Ong-Bak is essentially one long race with a lot of violence interspersed amongst it. Think of it as Non-Stop but with one guy and more punching and kicking. Ting (Jaa) goes to the city to look for the head of Ong-Bak, the local village Buddha. He asks for the help of George (Perttary Wongkamlao, Killer Tattoo), who is more interested in betting on Ting's fighting prowess. To get to the statue, Ting has to go through a whole bunch of street thugs, fighters, narrow alleys, and small taxis. There's not much going on upstairs, but the sheer beauty of watching Jaa is more than enough to make up for this. Ong-Bak boasts no special effects, no wires, and tricks. This is old-school Jackie Chan, with Jaa performing a wide variety of eye-popping stunts and martial arts. He flies through the air, attacking opponents with fists, elbows, and knees, and jumps over and under cars, runs through panes of glass, and even through a small hoop of barbed wire. Jaa runs up walls and hops over the shoulders of opponents. It's a great change of pace from most action movies today, where rapid editing means the scenes sometimes change every few seconds and computer animation takes things too far. Anyone can do amazing stunts with the help of wires and computers. Few people can do what Jaa does on screen.

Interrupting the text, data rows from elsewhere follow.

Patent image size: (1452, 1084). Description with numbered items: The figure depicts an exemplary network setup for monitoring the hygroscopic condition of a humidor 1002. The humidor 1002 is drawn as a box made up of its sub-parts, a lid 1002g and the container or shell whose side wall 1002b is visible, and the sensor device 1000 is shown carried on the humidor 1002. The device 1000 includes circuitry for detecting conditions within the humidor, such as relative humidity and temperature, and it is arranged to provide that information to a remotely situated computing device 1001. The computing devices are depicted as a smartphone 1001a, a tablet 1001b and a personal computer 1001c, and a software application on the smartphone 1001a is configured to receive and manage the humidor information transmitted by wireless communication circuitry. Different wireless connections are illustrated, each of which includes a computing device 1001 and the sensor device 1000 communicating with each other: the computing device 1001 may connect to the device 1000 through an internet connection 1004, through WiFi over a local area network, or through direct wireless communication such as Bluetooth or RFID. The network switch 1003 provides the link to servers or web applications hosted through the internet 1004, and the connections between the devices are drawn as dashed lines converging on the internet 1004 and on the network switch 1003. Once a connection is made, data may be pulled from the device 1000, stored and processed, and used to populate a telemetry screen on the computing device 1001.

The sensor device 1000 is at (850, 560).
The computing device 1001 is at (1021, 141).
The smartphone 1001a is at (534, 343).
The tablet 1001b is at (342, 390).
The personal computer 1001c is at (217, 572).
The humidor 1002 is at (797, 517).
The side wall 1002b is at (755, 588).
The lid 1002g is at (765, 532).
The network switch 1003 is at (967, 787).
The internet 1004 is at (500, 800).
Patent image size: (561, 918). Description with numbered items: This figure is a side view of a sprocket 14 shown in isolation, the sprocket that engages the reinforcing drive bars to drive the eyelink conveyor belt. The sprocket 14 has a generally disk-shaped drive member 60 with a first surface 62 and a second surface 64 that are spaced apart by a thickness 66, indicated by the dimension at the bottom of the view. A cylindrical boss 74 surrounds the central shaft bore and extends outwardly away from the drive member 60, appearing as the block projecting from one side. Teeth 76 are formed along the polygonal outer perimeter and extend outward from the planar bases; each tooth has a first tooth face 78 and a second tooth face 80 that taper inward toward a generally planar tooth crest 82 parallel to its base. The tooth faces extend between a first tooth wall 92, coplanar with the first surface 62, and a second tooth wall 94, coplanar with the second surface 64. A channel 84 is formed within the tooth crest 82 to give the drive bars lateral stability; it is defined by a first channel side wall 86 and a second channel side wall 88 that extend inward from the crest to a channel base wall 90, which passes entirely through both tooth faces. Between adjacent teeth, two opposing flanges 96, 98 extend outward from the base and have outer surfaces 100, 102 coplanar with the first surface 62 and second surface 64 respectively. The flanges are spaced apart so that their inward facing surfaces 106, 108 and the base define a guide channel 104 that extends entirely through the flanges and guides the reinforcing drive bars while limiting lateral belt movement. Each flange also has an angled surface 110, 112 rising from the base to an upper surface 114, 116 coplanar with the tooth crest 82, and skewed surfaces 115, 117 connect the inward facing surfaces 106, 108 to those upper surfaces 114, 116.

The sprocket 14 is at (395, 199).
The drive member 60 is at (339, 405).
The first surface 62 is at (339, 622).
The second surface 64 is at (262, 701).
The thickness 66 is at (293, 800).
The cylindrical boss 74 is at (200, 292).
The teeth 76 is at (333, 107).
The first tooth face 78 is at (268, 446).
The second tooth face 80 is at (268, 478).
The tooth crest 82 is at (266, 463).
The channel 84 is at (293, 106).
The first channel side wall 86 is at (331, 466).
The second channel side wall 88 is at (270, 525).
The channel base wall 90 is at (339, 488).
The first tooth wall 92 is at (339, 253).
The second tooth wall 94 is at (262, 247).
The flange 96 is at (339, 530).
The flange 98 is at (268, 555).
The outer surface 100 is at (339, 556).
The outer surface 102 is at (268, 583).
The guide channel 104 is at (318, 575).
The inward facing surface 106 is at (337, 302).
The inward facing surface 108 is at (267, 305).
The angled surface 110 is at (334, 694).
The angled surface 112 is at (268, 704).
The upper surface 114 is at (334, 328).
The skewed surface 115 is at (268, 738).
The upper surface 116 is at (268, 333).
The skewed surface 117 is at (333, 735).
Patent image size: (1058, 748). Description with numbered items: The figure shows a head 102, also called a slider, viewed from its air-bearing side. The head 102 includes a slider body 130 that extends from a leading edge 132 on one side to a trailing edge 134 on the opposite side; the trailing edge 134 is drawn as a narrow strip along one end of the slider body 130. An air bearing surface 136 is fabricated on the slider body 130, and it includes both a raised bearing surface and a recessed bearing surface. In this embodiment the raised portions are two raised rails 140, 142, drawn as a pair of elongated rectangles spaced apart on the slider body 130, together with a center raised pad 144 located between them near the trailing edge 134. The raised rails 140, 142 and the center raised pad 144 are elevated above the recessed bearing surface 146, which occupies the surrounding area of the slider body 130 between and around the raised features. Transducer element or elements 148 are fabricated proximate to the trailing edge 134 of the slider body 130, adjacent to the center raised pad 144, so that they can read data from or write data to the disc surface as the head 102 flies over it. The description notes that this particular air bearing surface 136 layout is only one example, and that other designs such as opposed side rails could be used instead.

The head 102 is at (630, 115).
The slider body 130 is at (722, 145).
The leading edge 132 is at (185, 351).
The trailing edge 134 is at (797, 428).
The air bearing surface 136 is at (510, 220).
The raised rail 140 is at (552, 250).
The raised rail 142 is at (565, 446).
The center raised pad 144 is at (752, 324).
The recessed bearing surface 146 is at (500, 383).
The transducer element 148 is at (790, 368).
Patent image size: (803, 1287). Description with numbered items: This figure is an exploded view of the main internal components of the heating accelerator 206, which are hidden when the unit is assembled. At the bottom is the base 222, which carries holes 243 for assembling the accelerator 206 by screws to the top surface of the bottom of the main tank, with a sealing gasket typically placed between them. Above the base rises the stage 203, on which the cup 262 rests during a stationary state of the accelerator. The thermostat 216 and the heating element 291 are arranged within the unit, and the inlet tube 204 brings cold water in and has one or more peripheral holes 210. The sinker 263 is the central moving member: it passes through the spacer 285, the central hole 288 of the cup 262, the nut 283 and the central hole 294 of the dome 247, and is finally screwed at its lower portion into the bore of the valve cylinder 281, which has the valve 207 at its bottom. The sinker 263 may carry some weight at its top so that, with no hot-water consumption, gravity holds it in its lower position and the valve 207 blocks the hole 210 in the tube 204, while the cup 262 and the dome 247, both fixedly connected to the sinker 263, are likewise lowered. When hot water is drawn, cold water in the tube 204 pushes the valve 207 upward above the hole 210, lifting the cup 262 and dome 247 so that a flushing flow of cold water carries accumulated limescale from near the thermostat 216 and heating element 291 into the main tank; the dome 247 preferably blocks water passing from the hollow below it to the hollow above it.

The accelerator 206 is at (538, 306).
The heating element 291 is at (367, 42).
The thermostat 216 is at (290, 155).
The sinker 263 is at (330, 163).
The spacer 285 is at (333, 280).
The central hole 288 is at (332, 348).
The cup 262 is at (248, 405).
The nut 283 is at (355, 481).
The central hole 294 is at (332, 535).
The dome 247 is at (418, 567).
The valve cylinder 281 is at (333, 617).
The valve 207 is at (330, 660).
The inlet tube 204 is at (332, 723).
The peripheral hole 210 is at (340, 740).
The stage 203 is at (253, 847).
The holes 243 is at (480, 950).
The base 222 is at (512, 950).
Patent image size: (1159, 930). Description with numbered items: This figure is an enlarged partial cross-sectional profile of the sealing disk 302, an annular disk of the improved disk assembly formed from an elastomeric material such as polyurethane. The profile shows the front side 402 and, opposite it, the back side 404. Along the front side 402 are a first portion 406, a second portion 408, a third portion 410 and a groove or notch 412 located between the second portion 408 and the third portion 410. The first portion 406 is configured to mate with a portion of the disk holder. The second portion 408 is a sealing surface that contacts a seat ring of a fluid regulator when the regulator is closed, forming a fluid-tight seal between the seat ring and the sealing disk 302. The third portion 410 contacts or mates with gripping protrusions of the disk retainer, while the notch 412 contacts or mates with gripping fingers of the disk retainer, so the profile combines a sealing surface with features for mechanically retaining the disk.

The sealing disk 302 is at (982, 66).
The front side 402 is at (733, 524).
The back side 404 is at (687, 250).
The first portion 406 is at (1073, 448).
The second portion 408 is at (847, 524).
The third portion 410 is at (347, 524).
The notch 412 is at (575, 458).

While Jaa displays remarkable physical prowess and dexterity, he is lacking a personality. There are few times where the sheer spectacle of stunts can convince people to overlook the lack of story, and Ong-Bak is one of them. Writer/director Prachya Pinkaew, who co-wrote the screenplay with Panna Rittikrai, knows how to please audiences, and that is with gravity-defying martial arts. Amusingly, when Jaa performs something really cool (which happens a lot), Pinkaew repeats the stunt, perhaps in slow motion or from a different angle. Ordinarily this would get annoying, but surprisingly, this allows one to watch more martial arts mayhem from Jaa.

Mongoose Rates It: Not Bad.
1 hour, 47 minutes, Thai and English with English subtitles, Rated R for sequences of strong violence, language, some drug use, and sexuality.